Zhao and Cheng studying model-parallelism for large-scale deep learning
Liang Zhao, Assistant Professor, Information Sciences and Technology, and Yue Cheng, Associate Professor, Computer Science, Volgenau School of Engineering, are set to receive funding from the National Science Foundation for a project for which they have several goals.
Specifically, they are working to: 1) develop new gradient-free methods for training of various types of deep neural networks (DNNs); 2) design an algorithmic and theoretical framework of model parallelization based on gradient-free optimization; 3) develop novel scheduling and load balancing techniques that can help users achieve different objectives within a multi-dimensional tradeoff space; and 4) build an efficient and easy-to-use distributed work-flow system attuned to a broad-range of model parallelism-based DNN training applications such as deep learning for large graphs and very-deep convolutional neural networks for image processing.
A generic gradient-free algorithmic network framework covering various types of DNNs’ architecture and operations will be developed along with theoretical guarantees. They are also investigating a novel model parallelism framework for DNNs. They will develop that framework under different parallelization strategies that navigate the tradeoff space of convergence properties, data independencies, and communication overheads.

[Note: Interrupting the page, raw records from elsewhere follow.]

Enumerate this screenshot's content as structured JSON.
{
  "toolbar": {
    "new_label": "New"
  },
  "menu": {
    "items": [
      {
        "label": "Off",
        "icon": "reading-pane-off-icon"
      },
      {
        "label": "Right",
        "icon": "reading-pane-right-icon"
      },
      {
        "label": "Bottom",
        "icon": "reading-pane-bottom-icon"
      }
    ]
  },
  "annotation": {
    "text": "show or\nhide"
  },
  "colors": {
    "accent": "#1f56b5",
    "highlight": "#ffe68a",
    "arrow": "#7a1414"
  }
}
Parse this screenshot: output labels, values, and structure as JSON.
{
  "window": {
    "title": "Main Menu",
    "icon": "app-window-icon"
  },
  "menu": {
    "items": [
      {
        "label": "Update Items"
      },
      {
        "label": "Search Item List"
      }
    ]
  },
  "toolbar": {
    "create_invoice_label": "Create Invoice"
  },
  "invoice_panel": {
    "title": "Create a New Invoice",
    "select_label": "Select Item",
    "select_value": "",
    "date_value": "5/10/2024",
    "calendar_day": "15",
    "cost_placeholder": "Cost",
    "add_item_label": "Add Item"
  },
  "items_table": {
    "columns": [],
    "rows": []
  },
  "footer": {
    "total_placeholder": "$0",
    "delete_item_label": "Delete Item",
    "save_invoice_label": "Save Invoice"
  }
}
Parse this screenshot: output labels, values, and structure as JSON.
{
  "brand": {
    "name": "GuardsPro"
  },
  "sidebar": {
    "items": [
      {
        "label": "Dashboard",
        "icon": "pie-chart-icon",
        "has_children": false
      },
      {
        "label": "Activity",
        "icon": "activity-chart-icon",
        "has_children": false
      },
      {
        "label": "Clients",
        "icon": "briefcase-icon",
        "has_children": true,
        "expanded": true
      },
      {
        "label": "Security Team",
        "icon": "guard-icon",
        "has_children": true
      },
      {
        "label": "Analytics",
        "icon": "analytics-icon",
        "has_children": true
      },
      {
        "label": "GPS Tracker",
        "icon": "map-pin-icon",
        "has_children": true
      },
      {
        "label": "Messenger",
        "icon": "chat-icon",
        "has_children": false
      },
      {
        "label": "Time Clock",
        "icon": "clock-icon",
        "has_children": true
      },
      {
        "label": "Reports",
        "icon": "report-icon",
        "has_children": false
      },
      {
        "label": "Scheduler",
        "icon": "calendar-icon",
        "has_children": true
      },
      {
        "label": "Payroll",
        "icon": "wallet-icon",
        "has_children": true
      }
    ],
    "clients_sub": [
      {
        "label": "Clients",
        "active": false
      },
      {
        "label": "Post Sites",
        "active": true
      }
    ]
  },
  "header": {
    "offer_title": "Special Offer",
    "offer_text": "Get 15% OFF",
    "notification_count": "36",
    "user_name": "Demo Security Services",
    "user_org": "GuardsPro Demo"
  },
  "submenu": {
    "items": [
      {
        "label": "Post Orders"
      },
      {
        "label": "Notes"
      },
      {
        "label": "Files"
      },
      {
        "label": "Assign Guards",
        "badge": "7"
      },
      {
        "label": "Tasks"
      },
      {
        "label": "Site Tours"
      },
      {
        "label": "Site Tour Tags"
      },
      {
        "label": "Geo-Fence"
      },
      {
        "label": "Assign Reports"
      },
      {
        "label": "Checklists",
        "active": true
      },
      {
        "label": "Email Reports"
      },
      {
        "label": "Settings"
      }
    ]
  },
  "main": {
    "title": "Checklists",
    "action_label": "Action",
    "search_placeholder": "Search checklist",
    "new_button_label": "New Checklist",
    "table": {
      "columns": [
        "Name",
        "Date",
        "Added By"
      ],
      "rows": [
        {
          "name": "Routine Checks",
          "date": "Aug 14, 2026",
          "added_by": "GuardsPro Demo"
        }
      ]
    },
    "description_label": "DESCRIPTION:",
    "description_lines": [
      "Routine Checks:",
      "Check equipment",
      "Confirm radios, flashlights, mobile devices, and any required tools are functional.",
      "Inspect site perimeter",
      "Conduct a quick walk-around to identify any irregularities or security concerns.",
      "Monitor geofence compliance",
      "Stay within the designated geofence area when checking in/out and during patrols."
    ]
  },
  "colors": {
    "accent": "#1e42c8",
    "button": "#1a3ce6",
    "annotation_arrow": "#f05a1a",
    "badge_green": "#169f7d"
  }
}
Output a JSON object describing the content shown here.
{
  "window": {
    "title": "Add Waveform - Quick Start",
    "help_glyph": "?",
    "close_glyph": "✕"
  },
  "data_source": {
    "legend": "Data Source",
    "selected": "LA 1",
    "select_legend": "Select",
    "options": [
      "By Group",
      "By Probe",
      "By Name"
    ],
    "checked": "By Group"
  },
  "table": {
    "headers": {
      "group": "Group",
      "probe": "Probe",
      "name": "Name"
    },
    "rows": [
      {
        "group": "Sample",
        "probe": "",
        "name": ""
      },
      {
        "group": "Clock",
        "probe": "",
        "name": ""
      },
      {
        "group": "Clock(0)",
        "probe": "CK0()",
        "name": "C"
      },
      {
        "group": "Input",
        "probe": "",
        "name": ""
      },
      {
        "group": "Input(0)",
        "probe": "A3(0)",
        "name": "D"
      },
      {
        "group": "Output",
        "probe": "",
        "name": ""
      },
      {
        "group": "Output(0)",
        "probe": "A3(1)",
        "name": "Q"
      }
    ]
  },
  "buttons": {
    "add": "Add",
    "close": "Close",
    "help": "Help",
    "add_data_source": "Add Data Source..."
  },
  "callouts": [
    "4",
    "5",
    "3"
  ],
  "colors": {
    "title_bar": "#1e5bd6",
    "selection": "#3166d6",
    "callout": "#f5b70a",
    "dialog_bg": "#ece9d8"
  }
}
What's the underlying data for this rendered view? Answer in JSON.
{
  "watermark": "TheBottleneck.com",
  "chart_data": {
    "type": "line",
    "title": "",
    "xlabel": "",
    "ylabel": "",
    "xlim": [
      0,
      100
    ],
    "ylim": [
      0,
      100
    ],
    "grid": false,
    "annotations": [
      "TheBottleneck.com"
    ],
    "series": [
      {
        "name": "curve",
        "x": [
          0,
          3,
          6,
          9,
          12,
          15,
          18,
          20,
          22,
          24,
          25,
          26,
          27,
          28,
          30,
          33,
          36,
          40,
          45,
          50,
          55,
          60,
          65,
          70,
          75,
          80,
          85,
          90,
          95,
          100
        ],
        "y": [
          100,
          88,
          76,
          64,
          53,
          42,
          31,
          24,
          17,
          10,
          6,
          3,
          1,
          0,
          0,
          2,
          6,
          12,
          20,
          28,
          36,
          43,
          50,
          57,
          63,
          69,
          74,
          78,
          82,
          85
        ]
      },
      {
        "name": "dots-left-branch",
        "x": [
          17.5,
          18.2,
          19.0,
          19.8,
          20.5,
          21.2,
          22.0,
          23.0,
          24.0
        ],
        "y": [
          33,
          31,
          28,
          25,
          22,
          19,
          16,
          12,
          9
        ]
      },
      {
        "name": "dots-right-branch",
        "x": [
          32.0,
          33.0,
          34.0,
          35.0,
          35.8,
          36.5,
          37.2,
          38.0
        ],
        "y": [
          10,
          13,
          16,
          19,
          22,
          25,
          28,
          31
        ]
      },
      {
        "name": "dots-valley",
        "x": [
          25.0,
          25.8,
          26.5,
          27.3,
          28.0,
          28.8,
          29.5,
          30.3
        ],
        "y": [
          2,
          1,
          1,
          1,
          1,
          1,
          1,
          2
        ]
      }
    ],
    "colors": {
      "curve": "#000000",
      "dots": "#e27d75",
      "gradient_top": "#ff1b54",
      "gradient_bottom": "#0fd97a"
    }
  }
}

Additionally, they will design and prototype a new DAG (directed acyclic graph) scheduling and management framework, specifically attuned to leverage the unique merit of their alternating optimization methods.
They will also design and implement a suite of systems-level optimization techniques, including: 1) a novel load-balancing technique that can achieve tunable, dynamic parallelism (both intra- and inter-layer parallelism), and 2) a new dynamic resource scheduling heuristic that cohesively combines serverful and serverless computing infrastructure to maximize runtime resource efficiency.
The system they develop will be evaluated in solving crucial open problems, including: 1) large-scale (e.g., billions of nodes) graph deep learning problems, and 2) very-deep convolutional neural networks for image processing problems.
The techniques devised in this project will open a new window for the development, analyses, and application of gradient-free optimization for DNNs.
The proposed algorithms framework will be open-sourced on GitHub and added to existing deep learning libraries such as TensorFlow and Keras, based on the PIs’ collaboration with industry practitioners and developers.
The proposed algorithms and systems will be ideal for motivating more profound understanding of deep learning and distributed and parallel computing, providing graduate and undergraduate students with new courses, research, and internship opportunities.
The researchers will receive $498,609 from NSF for this work. Funding will begin in October 2020 and will end in late September 2023.